Séquestré dans une cave sombre, Billy découvre l'effroyable vérité sur sa propre famille
La lumière au bout du tunnel
L'obscurité de la cave était si dense qu'elle semblait presque solide. Pour Billy, vingt-deux ans, chaque seconde passée dans ce sous-sol en béton humide ressemblait à une éternité de torture. Ses poignets, enserrés par un ruban adhésif épais, le brûlaient cruellement, et son sweat-shirt gris était imprégné de la poussière et du froid du sol. Depuis ce qui lui semblait être des jours, il n'avait entendu que le bruit des rats et le battement de son propre cœur terrifié.

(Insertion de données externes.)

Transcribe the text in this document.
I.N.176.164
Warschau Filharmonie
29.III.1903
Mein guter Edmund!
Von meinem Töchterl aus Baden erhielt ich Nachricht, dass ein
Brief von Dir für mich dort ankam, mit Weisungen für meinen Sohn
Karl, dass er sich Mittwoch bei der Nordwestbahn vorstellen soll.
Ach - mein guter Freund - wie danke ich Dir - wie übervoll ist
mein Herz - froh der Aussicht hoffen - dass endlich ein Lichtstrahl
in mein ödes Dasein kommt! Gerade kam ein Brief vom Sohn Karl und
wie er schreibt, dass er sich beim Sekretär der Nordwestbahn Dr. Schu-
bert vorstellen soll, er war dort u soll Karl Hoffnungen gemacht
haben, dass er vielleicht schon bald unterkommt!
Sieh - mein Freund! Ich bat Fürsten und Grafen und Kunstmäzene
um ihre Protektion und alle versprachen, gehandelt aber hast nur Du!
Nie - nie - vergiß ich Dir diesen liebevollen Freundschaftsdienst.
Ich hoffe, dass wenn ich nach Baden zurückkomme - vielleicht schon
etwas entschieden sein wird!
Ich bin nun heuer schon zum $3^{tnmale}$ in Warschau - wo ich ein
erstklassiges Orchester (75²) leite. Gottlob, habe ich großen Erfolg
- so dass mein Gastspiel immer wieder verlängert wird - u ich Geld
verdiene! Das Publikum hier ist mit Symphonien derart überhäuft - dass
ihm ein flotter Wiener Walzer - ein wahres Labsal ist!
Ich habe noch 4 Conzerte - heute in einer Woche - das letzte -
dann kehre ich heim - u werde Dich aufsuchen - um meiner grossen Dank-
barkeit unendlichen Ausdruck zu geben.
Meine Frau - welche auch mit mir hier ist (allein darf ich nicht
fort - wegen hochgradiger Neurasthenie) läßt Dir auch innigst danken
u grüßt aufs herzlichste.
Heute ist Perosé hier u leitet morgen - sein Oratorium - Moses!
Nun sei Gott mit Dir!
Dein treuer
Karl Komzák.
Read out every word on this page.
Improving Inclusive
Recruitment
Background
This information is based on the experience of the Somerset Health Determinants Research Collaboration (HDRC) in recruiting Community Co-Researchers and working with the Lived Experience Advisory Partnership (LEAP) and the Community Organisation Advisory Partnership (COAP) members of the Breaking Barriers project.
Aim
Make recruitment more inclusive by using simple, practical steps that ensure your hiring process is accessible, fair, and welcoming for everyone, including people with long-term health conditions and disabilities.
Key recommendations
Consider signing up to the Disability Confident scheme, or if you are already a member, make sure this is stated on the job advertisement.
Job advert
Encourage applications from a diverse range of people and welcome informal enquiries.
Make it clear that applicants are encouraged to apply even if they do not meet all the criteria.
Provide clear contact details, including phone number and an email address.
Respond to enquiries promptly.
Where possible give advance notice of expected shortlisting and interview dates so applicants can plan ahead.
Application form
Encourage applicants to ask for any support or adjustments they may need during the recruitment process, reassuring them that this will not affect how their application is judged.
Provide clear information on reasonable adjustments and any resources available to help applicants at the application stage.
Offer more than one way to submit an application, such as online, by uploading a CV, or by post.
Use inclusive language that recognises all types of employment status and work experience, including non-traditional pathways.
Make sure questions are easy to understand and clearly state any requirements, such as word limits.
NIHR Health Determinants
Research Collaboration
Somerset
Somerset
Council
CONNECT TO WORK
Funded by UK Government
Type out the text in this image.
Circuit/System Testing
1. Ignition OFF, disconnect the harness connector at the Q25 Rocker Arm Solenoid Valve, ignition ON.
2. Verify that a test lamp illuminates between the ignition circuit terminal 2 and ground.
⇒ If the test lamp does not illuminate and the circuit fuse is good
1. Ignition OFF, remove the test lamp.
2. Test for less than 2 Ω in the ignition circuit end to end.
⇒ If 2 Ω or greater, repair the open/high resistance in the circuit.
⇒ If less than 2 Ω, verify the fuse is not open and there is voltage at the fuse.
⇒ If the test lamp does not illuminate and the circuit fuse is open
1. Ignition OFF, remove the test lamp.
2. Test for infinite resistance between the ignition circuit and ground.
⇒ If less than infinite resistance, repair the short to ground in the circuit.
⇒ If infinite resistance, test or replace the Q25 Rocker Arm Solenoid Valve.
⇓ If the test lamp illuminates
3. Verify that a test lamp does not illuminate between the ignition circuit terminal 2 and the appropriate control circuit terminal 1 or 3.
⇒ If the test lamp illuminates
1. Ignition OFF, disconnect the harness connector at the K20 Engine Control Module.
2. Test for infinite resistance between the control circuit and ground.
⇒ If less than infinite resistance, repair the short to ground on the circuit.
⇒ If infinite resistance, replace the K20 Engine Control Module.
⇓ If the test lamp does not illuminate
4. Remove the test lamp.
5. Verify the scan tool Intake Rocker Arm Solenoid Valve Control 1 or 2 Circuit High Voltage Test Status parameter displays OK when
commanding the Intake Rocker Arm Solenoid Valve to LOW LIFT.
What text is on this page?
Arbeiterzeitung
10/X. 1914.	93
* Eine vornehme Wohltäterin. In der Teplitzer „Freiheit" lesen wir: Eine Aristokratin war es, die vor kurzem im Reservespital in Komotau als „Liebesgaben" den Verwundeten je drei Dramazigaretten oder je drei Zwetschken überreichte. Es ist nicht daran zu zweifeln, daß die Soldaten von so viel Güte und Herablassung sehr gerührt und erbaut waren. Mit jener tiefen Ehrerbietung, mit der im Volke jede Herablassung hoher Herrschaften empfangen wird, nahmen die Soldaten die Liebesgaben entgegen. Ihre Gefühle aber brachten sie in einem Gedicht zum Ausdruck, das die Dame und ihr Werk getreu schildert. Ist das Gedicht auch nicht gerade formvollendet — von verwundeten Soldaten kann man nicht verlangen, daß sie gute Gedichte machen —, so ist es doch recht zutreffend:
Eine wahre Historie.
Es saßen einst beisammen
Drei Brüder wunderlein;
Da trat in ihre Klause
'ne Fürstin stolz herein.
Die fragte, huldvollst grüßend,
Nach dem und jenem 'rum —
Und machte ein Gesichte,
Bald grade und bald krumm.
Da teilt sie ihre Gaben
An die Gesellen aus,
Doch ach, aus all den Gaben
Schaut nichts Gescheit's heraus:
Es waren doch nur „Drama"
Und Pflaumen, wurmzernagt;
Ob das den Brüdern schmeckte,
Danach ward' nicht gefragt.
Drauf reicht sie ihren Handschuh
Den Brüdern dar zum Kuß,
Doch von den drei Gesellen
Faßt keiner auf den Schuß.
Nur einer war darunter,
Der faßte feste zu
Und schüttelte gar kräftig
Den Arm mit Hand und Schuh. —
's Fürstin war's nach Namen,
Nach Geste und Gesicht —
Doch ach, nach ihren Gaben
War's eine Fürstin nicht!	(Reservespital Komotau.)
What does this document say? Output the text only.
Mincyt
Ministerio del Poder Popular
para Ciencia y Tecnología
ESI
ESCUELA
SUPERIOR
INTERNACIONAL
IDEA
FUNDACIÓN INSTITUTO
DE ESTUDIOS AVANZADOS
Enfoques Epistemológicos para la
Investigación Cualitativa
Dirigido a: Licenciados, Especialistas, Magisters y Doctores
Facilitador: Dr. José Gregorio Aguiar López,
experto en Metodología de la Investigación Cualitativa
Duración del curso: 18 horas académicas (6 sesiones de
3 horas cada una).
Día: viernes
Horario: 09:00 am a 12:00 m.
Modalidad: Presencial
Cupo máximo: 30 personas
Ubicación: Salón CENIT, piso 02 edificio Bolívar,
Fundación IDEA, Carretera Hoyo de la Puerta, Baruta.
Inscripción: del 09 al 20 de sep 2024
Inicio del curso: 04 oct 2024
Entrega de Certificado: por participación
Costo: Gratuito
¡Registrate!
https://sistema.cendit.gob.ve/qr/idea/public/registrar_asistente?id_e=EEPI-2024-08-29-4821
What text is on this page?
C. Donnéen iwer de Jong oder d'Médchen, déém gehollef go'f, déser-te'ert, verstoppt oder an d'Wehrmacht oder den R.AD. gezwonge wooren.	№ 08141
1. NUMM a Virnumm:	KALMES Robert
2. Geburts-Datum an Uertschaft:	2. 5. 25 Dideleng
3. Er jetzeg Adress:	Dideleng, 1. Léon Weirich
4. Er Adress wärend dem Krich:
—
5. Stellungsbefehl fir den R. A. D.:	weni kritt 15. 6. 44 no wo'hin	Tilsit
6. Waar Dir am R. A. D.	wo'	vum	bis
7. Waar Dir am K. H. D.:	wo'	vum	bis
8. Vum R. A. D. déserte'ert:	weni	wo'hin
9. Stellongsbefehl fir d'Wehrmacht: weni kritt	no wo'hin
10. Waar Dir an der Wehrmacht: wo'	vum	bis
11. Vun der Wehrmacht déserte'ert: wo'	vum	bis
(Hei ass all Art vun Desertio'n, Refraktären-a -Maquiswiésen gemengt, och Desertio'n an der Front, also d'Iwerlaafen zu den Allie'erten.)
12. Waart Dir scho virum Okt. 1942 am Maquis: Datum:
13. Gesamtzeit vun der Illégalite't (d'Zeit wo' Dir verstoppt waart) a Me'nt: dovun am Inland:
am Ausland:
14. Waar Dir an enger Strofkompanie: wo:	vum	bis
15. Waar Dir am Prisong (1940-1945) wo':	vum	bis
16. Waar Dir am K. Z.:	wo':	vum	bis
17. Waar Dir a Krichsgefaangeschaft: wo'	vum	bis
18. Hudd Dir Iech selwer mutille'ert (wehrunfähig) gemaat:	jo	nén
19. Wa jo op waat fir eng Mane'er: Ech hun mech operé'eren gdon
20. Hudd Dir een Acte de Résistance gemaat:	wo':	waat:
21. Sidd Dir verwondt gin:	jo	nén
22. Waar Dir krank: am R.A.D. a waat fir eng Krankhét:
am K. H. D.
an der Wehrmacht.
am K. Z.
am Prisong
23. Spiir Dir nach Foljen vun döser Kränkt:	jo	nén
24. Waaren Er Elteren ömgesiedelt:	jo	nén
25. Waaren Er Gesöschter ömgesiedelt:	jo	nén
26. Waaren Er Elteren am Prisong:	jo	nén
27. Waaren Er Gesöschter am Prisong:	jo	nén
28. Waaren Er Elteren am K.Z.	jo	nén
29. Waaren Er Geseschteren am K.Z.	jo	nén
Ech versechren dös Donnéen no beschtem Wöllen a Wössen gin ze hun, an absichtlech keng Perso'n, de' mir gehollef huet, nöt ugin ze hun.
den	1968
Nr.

Soudain, un grincement aigu déchira le silence de sa prison. Au-dessus de lui, la lourde trappe en bois s'ouvrit lentement. Billy ferma les yeux, s'attendant à voir revenir ses tortionnaires pour une nouvelle séance de menaces. Mais au lieu de cela, un faisceau de lumière blanche et puissante balaya les marches en bois de l'escalier raide. Des pas lourds et mesurés commencèrent à descendre.
C'était le brigadier Miller. À trente-sept ans, ce policier d'expérience en avait vu d'autres, mais l'appel anonyme concernant des bruits suspects dans cette maison abandonnée l'avait poussé à inspecter les lieux avec une attention particulière. En arrivant en bas des marches, sa lampe torche éclaira le corps recroquevillé de Billy, blotti dans un coin poussiéreux, le visage tuméfié et marqué par la peur.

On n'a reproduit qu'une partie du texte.